There are a couple of excellent documentaries still hanging on at the Livingroom Theaters in Portland. "Joan Rivers: A Piece of Work" (8) is a fascinating exploration of show business and what it does to people. I used to admire Rivers back in the days when she was a regular on the Tonight Show with Johnny Carson but in recent years have been put off by her freakish forays into cosmetic surgery and her seemingly bottomless need for attention. This film puts both into perspective and gave me a renewed appreciation for Rivers' talent and the barriers she broke down, even while some of her antics also made me cringe.

"Stonewall Uprising" (7) locates the events of 40 years ago as the beginnings of gays and lesbians claiming an identity for the first time. Using interviews with many of the participants (including one of the policeman who was first on the scene, several young men who had been inside in the Stonewall Inn, and one of the few women involved in the uprising), the film conveys what life was like for gays and lesbians before this event and how a cataclysmic shift in energy occurred at the moment of this uprising. What looked like a riot was really the only way then available to say "we are here, and we are claiming respect for our selves"--and some of what the film conveys is how this particular struggle for human rights had to look different from others because of how gays were viewed 40 years ago. (For example, nonviolent protest didn't have the same prospects for provoking attention when the culture believes you deserve to be punished.) Oddly, the Stonewall uprising was barely even covered in the media--that's how unnameable gay experience then was. This film is a powerful exploration of a still-unfolding story.

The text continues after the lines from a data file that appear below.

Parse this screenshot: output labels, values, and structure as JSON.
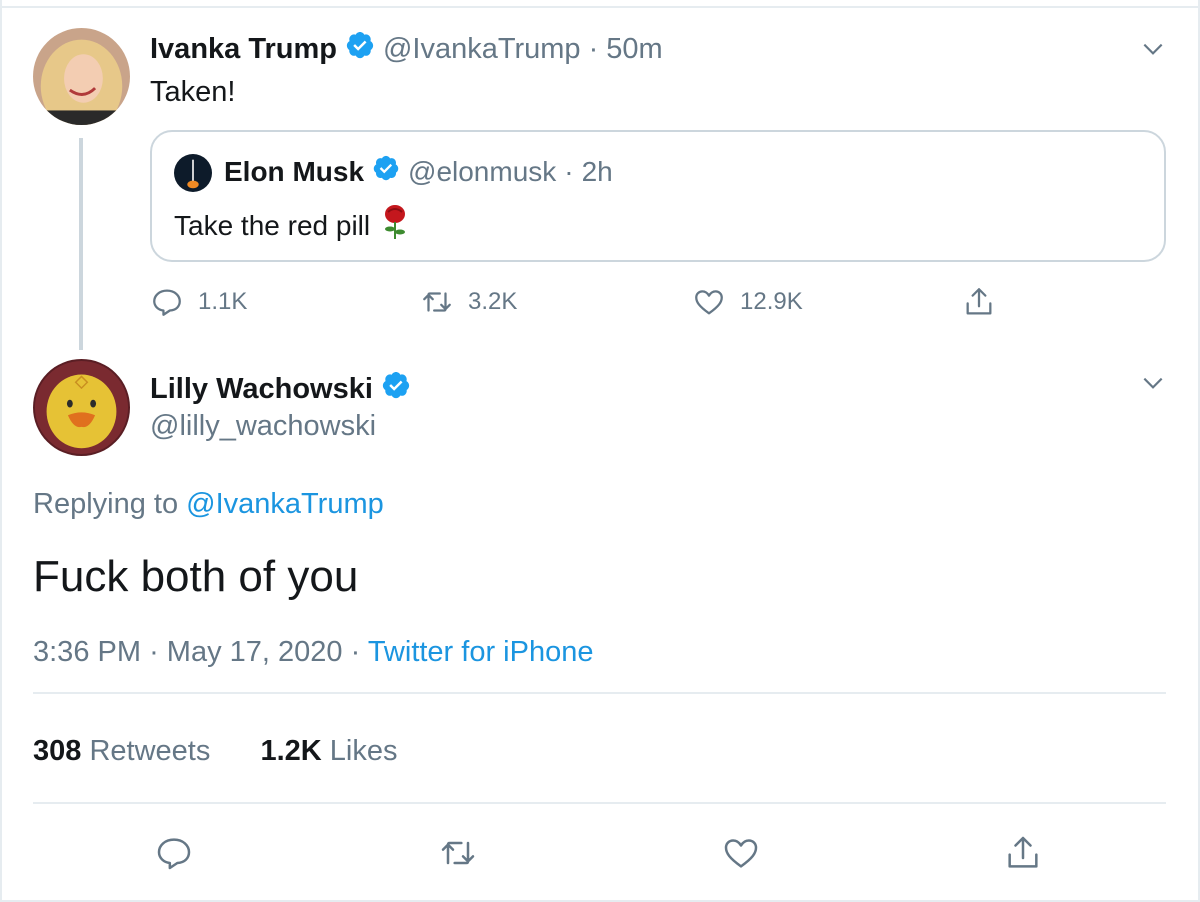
{
  "thread": {
    "tweet1": {
      "author_name": "Ivanka Trump",
      "handle": "@IvankaTrump",
      "separator": "·",
      "time": "50m",
      "text": "Taken!",
      "quote": {
        "author_name": "Elon Musk",
        "handle": "@elonmusk",
        "separator": "·",
        "time": "2h",
        "text": "Take the red pill",
        "emoji": "rose-emoji"
      },
      "actions": {
        "replies": "1.1K",
        "retweets": "3.2K",
        "likes": "12.9K"
      }
    },
    "tweet2": {
      "author_name": "Lilly Wachowski",
      "handle": "@lilly_wachowski",
      "replying_prefix": "Replying to",
      "replying_to": "@IvankaTrump",
      "text": "Fuck both of you",
      "time": "3:36 PM",
      "date": "May 17, 2020",
      "separator": "·",
      "source": "Twitter for iPhone",
      "retweet_count": "308",
      "retweet_label": "Retweets",
      "like_count": "1.2K",
      "like_label": "Likes"
    }
  },
  "icons": {
    "verified": "verified-badge-icon",
    "more": "chevron-down-icon",
    "reply": "reply-icon",
    "retweet": "retweet-icon",
    "like": "heart-icon",
    "share": "share-icon"
  },
  "colors": {
    "text": "#14171a",
    "muted": "#657786",
    "link": "#1b95e0",
    "verified": "#1da1f2",
    "border": "#e6ecf0"
  }
}
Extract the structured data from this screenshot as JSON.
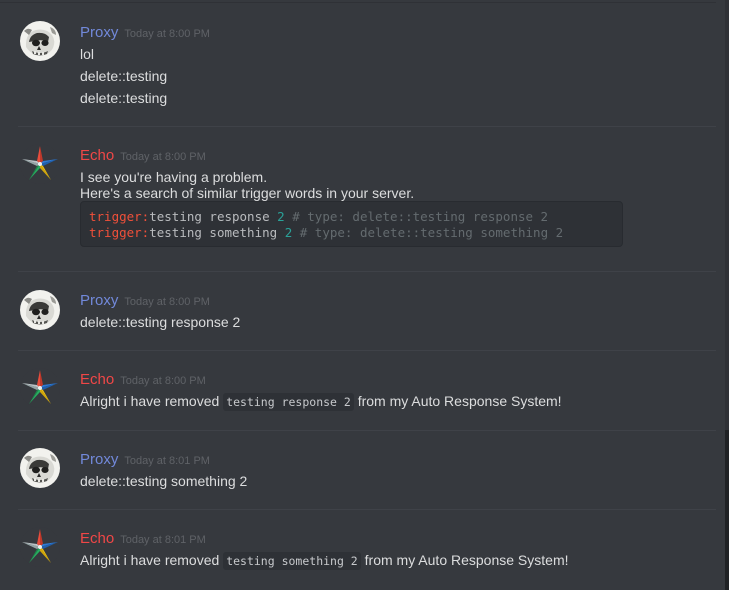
{
  "users": {
    "proxy": {
      "name": "Proxy",
      "color": "#7289da",
      "avatar_icon": "skull-icon"
    },
    "echo": {
      "name": "Echo",
      "color": "#f04747",
      "avatar_icon": "multicolor-star-icon"
    }
  },
  "messages": [
    {
      "author": "Proxy",
      "timestamp": "Today at 8:00 PM",
      "lines": [
        "lol",
        "delete::testing",
        "delete::testing"
      ]
    },
    {
      "author": "Echo",
      "timestamp": "Today at 8:00 PM",
      "lines": [
        "I see you're having a problem.",
        "Here's a search of similar trigger words in your server."
      ],
      "code": [
        {
          "kw": "trigger:",
          "text": "testing response ",
          "num": "2",
          "comment": " # type: delete::testing response 2"
        },
        {
          "kw": "trigger:",
          "text": "testing something ",
          "num": "2",
          "comment": " # type: delete::testing something 2"
        }
      ]
    },
    {
      "author": "Proxy",
      "timestamp": "Today at 8:00 PM",
      "lines": [
        "delete::testing response 2"
      ]
    },
    {
      "author": "Echo",
      "timestamp": "Today at 8:00 PM",
      "pre": "Alright i have removed ",
      "code_inline": "testing response 2",
      "post": " from my Auto Response System!"
    },
    {
      "author": "Proxy",
      "timestamp": "Today at 8:01 PM",
      "lines": [
        "delete::testing something 2"
      ]
    },
    {
      "author": "Echo",
      "timestamp": "Today at 8:01 PM",
      "pre": "Alright i have removed ",
      "code_inline": "testing something 2",
      "post": " from my Auto Response System!"
    }
  ]
}
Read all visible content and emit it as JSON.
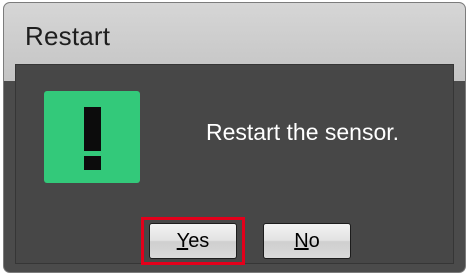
{
  "window": {
    "title": "Restart"
  },
  "dialog": {
    "icon": "exclamation-icon",
    "icon_color": "#33c97a",
    "message": "Restart the sensor."
  },
  "buttons": {
    "yes": {
      "mnemonic": "Y",
      "rest": "es"
    },
    "no": {
      "mnemonic": "N",
      "rest": "o"
    }
  },
  "highlight": {
    "target": "yes-button",
    "color": "#e3001b"
  }
}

Finally, though its short run at the Hollywood Theater is finished, put "Daddy Longlegs" (8) in your Netflix queue if you are interested in an excellent, observant, and painfully realistic study of a train wreck of a father. Ronald Bronstein, who plays the dad, had never acted before when he created this vivid character of a man who loves his two school-age sons but doesn't have the first clue how to care for them. His brilliant, mostly improvised performance conveys how it is possible for someone to be both caring and uncaring at the same time--and how the children react to a dad who is always full of fun but frequently leads them into chaos. Their dawning discomfort is palpable, as is your own sense of dread as you watch the dad endanger them by making choices that are believably unbelievable. Excellent directing work by another team of brothers, Ben and Josh Safdie, whose work here is semi-autobiographical. The young pair, apparently still in their 20s, were at the screening I attended and literally talked over each other in their frenetic excitement about their film, which received favorable notice at the Cannes and Sundance Film Festivals. Their presentation may have been lacking, but their directing talent is evident and worth watching for.